Wiebe Winter: "Wir werden nicht ohne Windräder auskommen"
Aber wofür steht sie denn? Das Profil einer Volkspartei, die möglichst viele Menschen ansprechen will, ganz klar zu zeichnen – das fällt auch manchem CDU-Mitglied schwer. Unter den jungen Mitgliedern der Führungsgremien ist die Bandbreite der Themen jedenfalls groß.
Es gelte, die Welt zu bewahren, sagt zum Beispiel die Bremer Klimapolitikerin Wiebke Winter: "Wenn ich könnte, würde ich Deutschland sofort klimaneutral machen. Die erneuerbaren Energien müssen zügig ausgebaut werden. Die Bürokratie muss entschlackt, die Eigenstromversorgung erleichtert und Unternehmen entlastet werden – währenddessen immer die Versorgungssicherheit sichergestellt ist."
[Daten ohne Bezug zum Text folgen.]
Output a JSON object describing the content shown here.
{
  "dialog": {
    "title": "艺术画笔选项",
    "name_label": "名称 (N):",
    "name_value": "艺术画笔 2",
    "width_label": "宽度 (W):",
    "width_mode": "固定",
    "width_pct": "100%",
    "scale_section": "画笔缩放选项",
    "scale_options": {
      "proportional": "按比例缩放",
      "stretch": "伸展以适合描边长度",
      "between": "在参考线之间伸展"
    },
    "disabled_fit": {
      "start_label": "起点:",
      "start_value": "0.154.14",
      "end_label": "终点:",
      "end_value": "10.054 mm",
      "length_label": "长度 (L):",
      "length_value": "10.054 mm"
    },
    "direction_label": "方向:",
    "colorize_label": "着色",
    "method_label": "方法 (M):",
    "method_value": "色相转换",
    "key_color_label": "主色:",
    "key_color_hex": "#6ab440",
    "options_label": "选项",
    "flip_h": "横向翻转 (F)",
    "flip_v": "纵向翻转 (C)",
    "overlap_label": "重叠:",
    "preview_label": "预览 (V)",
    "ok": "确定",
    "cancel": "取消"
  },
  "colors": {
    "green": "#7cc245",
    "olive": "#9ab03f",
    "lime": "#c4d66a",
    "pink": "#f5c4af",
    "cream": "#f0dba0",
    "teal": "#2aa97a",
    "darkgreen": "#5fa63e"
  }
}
Ohne die CDU werde Klimaschutz nicht funktionieren, ist Wiebke Winter überzeugt. Es sei die Aufgabe der Partei, Brücken zu bauen. "Wir werden nicht ohne Windräder auf dem Land auskommen." Das Ziel, zwei Prozent der Landesfläche für die Erzeugung von erneuerbaren Energien zu nutzen, sei nur zu erreichen, wenn man die Menschen vor Ort mitnehme.
Bei der Klimapolitik liege das Defizit der CDU in der Kommunikation und Glaubwürdigkeit, sagt Ronja Kemmer. "Die meisten Parteien sind sich in den Zielen mehr oder weniger einig. Die spannende Frage ist aber, wie wir sie erreichen. Wir haben es nicht geschafft, darauf klare Antworten zu geben – obwohl wir da viel anzubieten haben. Das hat auch damit zu tun, dass wir stärker digitale Kanäle nutzen müssen."
Inflation, Bildung, Sicherheit – an Themen mangelt es nicht
Auch das Thema Sicherheit fällt in den Gesprächen oft. "Die Aufgabe einer Volkspartei ist es, Sicherheit herzustellen, soziale, innere und äußere", findet der Baden-Württemberger Bastian Schneider. "Wir werden nie den harten Kern der Grünen-Wähler von uns überzeugen, wir müssen das auch gar nicht. Wichtiger ist, dass wir uns wieder unserer eigenen Zielgruppen bewusst werden."
Die Gesellschaft sei zerrissen, die CDU daher besonders gefragt, sagt Schneider: "Politik darf nicht nur die großen Städte im Blick haben. Die Menschen im Rest des Landes müssen sich ebenso in den Entscheidungen wiederfinden können."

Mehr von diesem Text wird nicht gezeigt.